Всё-таки приведу ещё один пример. Уж слишком идеальна, слишком совершенна тут модель русского «весёлого разговора».
«Село Степанчиково» Достоевского:
» – Прежде кто вы были? – говорит … Фома, развалясь после сытного обеда в покойном кресле, причём слуга, стоя за креслом, должен был отмахивать от него свежей липовой веткой мух. – На кого похожи вы были до меня? А теперь я заронил в вас искру того небесного огня, который горит теперь в душе вашей. Заронил ли я в вас искру небесного огня, или нет? Отвечайте: заронил я в вас искру, или нет? Фома Фомич, по правде, и сам не знал, зачем сделал такой вопрос. (Важный штрих. Цепляние за человека происходит «просто так», вполне бесцельно, бессмысленно. – О.) Но молчание и смущение дяди тотчас же его раззадорили. Он, прежде терпеливый и забитый, теперь вспыхивал, как порох, при каждом малейшем противоречии. Молчание дяди показалось ему обидным, и он уже теперь настаивал на ответе…
– Я спрашиваю: горит ли в вас эта искра, иль нет? – снисходительно повторяет Фома, взяв конфетку из бонбоньерки, которая всегда ставится перед ним на столе…
– Ей-богу, не знаю, Фома, – отвечает, наконец, дядя с отчаянием во взорах, – должно быть, что-нибудь есть в этом роде … Право, ты уж лучше не спрашивай, я то я совру что-нибудь…
– Хорошо! так, по-вашему, я так ничтожен, что даже не стою ответа, – вы это хотели сказать? Ну, пусть будет так; пусть я буду ничто.
– Да нет же, Фома, Бог с тобой! Ну когда я это хотел сказать?
– Нет, вы именно это хотели сказать.
– Да клянусь же, что нет!
– Хорошо! пусть буду я лгун! пусть я, по вашему обвинению, нарочно изыскиваю предлога к ссоре, пусть ко всем оскорблениям присоединится и это – я всё перенесу…
– Фома Фомич! маменька! – восклицает дядя в отчаянии, – ей-богу же, я не виноват! так разве нечаянно с языка сорвалось!.. Ты не смотри на меня, Фома: я ведь глуп – сам чувствую, что глуп; сам слышу в себе, что нескладно… Знаю, Фома, всё знаю! ты уж и не говори! – продолжает он, махая рукой. – Сорок лет прожил и до сих пор, до самой той поры, как тебя узнал, всё думал про себя, что человек… ну и всё там, как следует. А ведь и не замечал до сих пор, что грешен, как козёл, эгоист первой руки и наделал зла такую кучу, что диво, как ещё земля держит!
– Да, вы-таки эгоист! – замечает удовлетворённый Фома Фомич.
– Да уж я и сам понимаю теперь, что эгоист!
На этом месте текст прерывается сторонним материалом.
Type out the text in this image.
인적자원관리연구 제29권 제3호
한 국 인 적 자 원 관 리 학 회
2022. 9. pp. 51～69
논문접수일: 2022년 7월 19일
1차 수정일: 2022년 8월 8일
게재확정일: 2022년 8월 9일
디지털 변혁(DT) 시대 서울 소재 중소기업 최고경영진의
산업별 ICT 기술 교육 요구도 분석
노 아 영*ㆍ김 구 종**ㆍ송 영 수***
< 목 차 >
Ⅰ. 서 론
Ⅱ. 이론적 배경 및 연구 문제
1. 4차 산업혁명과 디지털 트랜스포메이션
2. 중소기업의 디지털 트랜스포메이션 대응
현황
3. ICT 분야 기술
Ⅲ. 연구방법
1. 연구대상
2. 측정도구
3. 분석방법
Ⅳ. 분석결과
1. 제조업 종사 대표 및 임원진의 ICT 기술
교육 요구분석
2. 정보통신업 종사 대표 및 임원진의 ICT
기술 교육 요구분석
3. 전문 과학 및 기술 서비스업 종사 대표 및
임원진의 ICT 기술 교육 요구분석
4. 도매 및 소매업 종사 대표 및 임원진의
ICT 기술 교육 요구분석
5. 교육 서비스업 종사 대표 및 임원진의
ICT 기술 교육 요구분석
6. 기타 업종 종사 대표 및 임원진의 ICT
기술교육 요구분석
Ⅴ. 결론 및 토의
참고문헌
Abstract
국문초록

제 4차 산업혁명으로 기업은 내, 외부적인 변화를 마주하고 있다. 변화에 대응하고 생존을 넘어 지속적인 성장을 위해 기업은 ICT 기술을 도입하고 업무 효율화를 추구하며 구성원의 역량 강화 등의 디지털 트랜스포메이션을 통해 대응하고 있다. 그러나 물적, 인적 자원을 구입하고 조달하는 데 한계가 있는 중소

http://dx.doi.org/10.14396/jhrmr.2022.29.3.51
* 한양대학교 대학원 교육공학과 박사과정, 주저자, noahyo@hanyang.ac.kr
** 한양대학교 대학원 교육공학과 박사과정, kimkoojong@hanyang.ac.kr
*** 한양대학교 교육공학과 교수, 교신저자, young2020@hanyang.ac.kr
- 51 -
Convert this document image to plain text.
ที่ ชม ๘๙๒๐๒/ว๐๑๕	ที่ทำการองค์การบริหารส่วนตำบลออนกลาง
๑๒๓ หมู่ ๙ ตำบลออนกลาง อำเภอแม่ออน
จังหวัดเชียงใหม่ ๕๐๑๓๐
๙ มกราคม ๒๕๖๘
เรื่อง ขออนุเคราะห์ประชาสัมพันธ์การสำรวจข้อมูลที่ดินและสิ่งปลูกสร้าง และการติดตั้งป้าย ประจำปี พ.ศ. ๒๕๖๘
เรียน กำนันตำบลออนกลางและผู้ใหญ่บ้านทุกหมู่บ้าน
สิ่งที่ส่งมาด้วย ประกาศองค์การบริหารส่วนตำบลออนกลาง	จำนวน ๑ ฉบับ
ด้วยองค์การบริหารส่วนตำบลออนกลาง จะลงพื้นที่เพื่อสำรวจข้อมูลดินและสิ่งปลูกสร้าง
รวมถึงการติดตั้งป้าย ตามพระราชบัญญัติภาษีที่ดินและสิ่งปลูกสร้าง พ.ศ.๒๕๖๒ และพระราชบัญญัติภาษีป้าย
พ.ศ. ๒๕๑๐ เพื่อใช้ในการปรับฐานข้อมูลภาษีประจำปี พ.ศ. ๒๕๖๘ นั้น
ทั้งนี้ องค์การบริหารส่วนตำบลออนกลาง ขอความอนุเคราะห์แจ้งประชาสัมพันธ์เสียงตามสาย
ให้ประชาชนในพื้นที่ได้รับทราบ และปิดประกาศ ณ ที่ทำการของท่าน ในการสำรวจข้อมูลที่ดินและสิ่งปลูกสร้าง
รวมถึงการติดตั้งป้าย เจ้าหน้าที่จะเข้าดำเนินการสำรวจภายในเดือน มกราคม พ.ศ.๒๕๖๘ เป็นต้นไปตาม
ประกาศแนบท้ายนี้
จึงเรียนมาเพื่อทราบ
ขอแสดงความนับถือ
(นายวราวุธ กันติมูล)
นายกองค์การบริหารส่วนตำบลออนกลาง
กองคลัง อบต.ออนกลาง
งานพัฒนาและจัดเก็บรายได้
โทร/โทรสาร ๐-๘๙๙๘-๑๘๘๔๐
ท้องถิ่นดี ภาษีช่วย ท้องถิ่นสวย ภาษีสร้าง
Нет, шабаш… исправлюсь и буду добрее!
– Дай-то Бог! – заключает Фома Фомич, благочестиво вздыхая и подымаясь с кресла, чтоб отойти к послеобеденному сну».
Может быть, допросы в России выместили проповеди и исповеди, а проповеди и исповеди, в свою очередь, подготовили почву для допросов. Слишком большая тяга исключительно к высшему типу общения, при секуляризации культуры обернулась серьёзной болтовнёй, формализованным легкомыслием, протоколируемыми пустяками, от которых зависит жизнь и смерть. Фома стал допрашивать присказку, каламбур:
«Натрескался пирога, как Мартын мыла!» … Где именно ты видел такого Мартына, который ест мыло? Говори же, дай мне понятие об этом феноменальном Мартыне!
Молчание.
– Я тебя спрашиваю, – пристаёт Фома, – кто именно этот Мартын? Я хочу его видеть, хочу с ним познакомиться. Ну, кто же он? Регистратор, астроном, пошехонец, поэт, каптенармус, дворовый человек, – кто-нибудь должен же быть. Отвечай!
– Дво – ро – вый че – ло – век, – отвечает, наконец, Фалалей, продолжая плакать.
– Чей? чьих господ?»
Назовите фамилию, домашний адрес, номер телефона.